We are witnessing one of those exceptional moments where imagination and ingenuity meet in a mischievous union. The story progresses through trickery, collaborating on a tightrope.
There is a life trapped in a black box: the tale of phantoms and their dreams. Hayalhâne carries the purpose of unleashing the potential within stories in a world shaped and constructed by positionality. Inspired by Master Architect Hayruddin’s notion of “sustaining humanity,” it revises this idea to make it possible for humans to exist through their dreams, lifting the dark curtain of the black box.It was not for nothing that the Istanbul Gentleman, who had seen Shakespeare’s curtain, called it the “curtain of imagination.” For until that day, it was the Dreamer (Hayâli) who both veiled the eyes of the Ottoman Bey and lifted that veil.

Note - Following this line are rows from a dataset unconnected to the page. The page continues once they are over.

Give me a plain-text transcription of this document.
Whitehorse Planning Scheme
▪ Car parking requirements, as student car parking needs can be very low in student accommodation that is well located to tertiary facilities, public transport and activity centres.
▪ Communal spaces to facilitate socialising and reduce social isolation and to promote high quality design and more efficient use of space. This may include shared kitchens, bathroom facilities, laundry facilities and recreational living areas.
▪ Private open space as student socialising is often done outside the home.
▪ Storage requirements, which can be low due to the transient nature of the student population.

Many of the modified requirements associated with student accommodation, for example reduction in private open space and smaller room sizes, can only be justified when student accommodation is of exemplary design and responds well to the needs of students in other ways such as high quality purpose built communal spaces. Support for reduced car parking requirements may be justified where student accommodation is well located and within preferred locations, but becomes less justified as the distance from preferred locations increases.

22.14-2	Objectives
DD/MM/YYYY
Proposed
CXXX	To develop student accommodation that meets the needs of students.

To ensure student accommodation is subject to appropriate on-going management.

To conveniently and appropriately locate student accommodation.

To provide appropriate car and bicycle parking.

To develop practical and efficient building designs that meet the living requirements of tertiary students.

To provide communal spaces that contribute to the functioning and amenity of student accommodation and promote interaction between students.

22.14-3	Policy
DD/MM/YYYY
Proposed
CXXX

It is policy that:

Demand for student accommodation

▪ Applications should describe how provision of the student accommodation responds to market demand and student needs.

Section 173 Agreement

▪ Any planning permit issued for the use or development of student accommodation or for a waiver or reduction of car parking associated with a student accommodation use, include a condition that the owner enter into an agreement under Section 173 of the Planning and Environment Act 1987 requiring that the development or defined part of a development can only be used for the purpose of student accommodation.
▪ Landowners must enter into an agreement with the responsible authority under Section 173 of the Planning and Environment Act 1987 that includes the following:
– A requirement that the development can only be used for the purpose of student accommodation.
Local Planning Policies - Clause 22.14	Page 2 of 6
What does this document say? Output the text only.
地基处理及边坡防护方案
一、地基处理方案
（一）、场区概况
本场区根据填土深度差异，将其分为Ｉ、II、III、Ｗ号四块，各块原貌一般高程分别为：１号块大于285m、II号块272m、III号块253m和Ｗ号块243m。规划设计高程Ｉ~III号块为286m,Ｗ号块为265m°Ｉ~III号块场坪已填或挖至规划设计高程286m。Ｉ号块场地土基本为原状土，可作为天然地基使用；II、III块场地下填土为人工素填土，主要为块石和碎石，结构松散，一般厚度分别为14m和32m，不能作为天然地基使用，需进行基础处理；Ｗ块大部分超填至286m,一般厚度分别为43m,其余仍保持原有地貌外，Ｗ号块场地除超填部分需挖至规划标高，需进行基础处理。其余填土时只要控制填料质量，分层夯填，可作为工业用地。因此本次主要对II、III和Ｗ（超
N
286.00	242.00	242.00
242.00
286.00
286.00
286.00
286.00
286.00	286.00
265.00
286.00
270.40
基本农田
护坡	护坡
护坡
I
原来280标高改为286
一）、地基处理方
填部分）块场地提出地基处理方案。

Through the marvels of ingenious black boxes, we may well be on the threshold of “the Dreamer’s dream in the twenty-first century.” The ancient tradition of this geography promises not the fiction of existence, but the reality of being. The possibility that photography grants to the ordinary opens a door to the visibility of truth.
Each time the curtain is parted, it summons the dreams of the Dreamers. Every dream chases the reality that once existed and, after a while, the “reproduction” of a reality yet to come. We press the shutter each time to lift the thin veil that conceals secrets.